I have been learning a lot about going off to college over the past year as we have taken Claudia on some college visits, met with admissions counselors, etc. Over 20 years ago, my college decision was simple. My dad worked at a college that trained people for ministry. That was exactly what I wanted to do with my life, so I only applied to one school; the one Dad worked at. Because it was a small, private college, they did not offer financial aid or scholarships – everything had to be paid as you were going along. Therefore, I never had to deal with applying for loans. The best thing was, because Dad worked for the college, I was able to attend at a significant discount, and I was able to do a work-study program to pay off my balance semester by semester.

When I went on to graduate school I had to venture into the waters of student loans, but through a series of fortunate circumstances I was able to sell my home precisely when I was to start repaying my loans, and I made enough from the sale to pay off my loan in full. So, I never dealt with the reality of making monthly payments over several years. This was a great blessing, but they offered me no real experience from which to be able to counsel my daughter. Thank goodness I stumbled upon that book in Barnes and Noble the other day.

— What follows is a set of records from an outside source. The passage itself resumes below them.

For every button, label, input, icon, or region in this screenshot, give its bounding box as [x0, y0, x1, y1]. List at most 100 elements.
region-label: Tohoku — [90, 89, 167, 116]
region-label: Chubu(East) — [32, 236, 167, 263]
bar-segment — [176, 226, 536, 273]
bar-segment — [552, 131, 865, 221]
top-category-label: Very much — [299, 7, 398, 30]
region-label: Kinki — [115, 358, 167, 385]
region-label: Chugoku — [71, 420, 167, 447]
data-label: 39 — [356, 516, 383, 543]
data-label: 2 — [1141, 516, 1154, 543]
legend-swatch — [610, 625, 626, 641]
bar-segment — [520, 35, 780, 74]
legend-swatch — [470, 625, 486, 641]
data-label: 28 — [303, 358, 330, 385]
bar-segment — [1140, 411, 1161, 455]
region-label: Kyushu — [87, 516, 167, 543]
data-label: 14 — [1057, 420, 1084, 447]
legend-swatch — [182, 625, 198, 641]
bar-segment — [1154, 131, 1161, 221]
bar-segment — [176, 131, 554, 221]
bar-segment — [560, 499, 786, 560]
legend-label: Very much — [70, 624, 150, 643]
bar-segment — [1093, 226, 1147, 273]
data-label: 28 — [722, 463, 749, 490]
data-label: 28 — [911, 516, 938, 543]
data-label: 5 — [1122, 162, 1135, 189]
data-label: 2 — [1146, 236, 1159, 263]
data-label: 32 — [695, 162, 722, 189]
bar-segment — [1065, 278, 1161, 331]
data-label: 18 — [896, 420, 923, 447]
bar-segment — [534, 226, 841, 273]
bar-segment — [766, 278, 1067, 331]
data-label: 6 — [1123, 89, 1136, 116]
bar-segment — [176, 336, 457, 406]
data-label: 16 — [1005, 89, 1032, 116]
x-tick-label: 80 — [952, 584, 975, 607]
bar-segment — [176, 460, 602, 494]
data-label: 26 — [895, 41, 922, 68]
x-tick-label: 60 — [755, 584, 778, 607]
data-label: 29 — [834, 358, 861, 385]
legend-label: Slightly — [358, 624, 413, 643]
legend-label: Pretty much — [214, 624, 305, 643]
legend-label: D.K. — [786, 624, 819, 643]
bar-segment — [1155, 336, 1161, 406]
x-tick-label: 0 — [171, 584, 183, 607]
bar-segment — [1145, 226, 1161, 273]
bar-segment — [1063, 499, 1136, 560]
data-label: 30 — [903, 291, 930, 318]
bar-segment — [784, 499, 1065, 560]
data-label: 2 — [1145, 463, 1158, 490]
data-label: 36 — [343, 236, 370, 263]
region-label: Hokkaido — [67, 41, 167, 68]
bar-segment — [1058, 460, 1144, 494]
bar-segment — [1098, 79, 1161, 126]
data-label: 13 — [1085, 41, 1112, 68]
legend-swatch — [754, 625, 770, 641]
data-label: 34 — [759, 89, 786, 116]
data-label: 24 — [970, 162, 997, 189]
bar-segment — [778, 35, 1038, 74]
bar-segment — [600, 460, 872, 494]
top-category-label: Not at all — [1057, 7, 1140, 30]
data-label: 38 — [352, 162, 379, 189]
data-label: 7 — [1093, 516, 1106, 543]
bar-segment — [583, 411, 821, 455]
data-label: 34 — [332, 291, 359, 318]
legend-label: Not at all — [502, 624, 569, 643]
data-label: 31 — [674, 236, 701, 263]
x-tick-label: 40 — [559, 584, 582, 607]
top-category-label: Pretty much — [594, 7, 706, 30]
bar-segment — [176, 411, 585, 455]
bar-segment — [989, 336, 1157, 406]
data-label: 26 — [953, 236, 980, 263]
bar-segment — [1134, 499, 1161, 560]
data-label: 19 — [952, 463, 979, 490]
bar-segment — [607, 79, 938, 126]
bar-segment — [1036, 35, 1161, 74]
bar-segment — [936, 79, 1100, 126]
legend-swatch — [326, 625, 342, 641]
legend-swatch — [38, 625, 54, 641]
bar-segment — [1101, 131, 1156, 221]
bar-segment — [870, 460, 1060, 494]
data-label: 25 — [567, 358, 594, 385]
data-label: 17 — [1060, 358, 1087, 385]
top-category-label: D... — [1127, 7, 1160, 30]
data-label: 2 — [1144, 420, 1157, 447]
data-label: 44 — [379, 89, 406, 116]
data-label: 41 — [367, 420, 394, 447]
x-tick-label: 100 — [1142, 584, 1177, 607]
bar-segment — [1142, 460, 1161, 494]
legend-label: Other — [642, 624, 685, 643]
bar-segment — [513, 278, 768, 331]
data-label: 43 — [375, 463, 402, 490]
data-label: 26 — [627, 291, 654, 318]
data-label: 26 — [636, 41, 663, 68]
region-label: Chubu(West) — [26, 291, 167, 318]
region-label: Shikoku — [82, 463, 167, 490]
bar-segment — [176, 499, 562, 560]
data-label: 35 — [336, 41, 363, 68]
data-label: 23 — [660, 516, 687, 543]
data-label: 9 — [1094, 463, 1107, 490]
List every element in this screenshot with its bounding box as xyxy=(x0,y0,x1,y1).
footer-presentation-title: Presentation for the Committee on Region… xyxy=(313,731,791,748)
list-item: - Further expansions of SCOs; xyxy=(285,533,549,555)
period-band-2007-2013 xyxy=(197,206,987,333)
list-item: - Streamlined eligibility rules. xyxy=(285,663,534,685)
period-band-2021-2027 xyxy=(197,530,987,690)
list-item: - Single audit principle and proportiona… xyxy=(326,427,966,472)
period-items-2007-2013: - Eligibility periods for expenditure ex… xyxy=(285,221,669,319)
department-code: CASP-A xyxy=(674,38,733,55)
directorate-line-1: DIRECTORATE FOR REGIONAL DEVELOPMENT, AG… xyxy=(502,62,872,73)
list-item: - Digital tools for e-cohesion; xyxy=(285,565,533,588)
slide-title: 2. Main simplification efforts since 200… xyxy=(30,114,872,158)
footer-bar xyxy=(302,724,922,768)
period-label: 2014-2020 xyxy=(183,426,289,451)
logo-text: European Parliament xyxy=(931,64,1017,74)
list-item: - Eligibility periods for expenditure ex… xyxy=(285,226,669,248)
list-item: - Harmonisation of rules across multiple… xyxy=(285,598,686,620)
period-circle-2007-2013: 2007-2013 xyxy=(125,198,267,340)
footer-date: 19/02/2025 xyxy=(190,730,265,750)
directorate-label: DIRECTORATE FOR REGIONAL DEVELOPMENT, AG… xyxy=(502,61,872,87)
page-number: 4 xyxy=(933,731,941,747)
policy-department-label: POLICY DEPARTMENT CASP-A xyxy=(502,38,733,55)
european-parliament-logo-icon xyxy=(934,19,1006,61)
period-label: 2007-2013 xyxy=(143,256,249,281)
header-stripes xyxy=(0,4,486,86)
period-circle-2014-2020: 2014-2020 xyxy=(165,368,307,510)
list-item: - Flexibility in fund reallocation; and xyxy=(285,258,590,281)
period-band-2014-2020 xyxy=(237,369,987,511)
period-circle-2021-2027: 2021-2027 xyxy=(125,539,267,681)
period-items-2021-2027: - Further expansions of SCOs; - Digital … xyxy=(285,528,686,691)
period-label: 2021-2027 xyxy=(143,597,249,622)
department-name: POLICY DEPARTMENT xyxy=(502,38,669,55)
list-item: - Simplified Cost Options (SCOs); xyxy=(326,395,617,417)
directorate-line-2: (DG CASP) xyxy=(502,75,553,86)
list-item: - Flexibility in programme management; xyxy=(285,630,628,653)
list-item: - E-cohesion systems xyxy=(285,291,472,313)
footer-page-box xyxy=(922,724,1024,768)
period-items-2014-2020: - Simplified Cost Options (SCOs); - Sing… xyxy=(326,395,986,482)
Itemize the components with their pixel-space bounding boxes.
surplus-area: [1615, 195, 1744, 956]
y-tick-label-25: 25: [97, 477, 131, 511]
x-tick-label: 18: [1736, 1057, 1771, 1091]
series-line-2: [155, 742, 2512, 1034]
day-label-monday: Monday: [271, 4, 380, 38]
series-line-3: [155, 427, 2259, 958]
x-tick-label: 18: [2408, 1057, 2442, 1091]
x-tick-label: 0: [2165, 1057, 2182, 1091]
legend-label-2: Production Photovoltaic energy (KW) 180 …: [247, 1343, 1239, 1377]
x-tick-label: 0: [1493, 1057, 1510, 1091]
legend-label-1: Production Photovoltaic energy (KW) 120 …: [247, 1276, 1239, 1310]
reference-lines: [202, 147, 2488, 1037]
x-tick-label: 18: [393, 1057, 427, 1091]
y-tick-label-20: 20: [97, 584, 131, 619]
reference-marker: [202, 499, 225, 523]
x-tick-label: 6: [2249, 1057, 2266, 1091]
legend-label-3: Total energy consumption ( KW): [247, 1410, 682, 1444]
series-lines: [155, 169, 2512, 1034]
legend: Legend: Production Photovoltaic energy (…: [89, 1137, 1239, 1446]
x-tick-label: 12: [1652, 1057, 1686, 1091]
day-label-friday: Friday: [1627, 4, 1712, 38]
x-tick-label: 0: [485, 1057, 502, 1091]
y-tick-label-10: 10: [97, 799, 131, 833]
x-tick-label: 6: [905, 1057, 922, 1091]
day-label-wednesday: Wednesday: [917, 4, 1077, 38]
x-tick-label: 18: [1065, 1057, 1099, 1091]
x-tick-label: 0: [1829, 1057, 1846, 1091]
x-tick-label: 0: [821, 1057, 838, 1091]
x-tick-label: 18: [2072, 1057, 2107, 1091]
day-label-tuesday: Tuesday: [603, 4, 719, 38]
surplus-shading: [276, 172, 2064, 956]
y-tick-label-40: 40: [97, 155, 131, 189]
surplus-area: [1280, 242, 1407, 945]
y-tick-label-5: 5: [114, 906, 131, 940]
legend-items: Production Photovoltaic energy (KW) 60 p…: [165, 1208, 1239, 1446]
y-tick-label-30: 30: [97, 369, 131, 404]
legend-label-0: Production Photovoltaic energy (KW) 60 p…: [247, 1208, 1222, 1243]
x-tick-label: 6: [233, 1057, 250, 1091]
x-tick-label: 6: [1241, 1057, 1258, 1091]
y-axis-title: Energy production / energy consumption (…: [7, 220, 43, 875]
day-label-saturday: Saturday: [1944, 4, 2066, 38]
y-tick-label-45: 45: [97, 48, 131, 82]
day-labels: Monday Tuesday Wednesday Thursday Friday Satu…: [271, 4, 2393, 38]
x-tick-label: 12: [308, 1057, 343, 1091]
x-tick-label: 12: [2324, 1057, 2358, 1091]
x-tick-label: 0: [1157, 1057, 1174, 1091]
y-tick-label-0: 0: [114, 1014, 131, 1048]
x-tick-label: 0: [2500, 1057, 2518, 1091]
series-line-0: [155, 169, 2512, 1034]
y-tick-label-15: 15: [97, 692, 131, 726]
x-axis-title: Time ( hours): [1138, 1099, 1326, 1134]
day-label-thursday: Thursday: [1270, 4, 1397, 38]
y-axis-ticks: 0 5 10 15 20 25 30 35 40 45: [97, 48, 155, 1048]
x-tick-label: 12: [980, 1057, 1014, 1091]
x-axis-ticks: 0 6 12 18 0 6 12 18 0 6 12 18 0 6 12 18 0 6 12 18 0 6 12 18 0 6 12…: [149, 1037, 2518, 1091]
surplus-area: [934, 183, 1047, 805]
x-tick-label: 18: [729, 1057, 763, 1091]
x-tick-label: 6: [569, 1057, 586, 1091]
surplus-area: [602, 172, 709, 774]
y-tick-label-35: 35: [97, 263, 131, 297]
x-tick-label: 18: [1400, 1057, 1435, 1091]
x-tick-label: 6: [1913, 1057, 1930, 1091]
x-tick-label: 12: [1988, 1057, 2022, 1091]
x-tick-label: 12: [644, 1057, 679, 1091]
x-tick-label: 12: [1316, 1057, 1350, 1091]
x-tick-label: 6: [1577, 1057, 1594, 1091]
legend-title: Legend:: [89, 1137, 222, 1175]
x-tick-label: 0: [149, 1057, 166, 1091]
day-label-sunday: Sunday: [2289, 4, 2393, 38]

The book is Beating the College Debt Trap: Getting a Degree Without Going Broke by Alex Chediak. Although I am very proud of Claudia, and excited about her heading off to college, to be honest, there are many things that I have been thinking, wondering, and worrying about as the reality approaches. Not least of which, how we are going to pay for her education. In the book, Chediack addresses several myths about college and addresses each one with a picture of reality and alternate ways of achieving the desired outcome of a degree without getting into the precarious, but all-too-common, position of having tens, even hundreds, of thousands of dollars in debt (and perhaps no real job prospects) to show for it.

Chediak’s insights were extremely helpful in understanding the world of degrees and college finances. His practical wisdom about choosing schools, degree programs, school loans, grants, scholarships, internships, work-study programs and more, pointed out many creative solutions that we intend to explore with Claudia and our conversations with her college. We want to ensure that when she finishes college she will have a degree that reflects her passions and giftings while opening doors to a sustainable and fulfilling career. We also want her to be able to head off into her post-college life without the nasty millstone of unrealistic debt around her neck. This book really increased our chances of making those desires a reality. I highly recommend it to anyone planning to take on the task of getting a college degree. Chediak also has two other books available: Thriving at College: Make Great Friends, Keep Your Faith, and Get Ready for the Real World and Preparing Your Teens for College: Faith, Friends, Finances, and Much More which I am sure are equally as good, and which I am planning to pick up myself.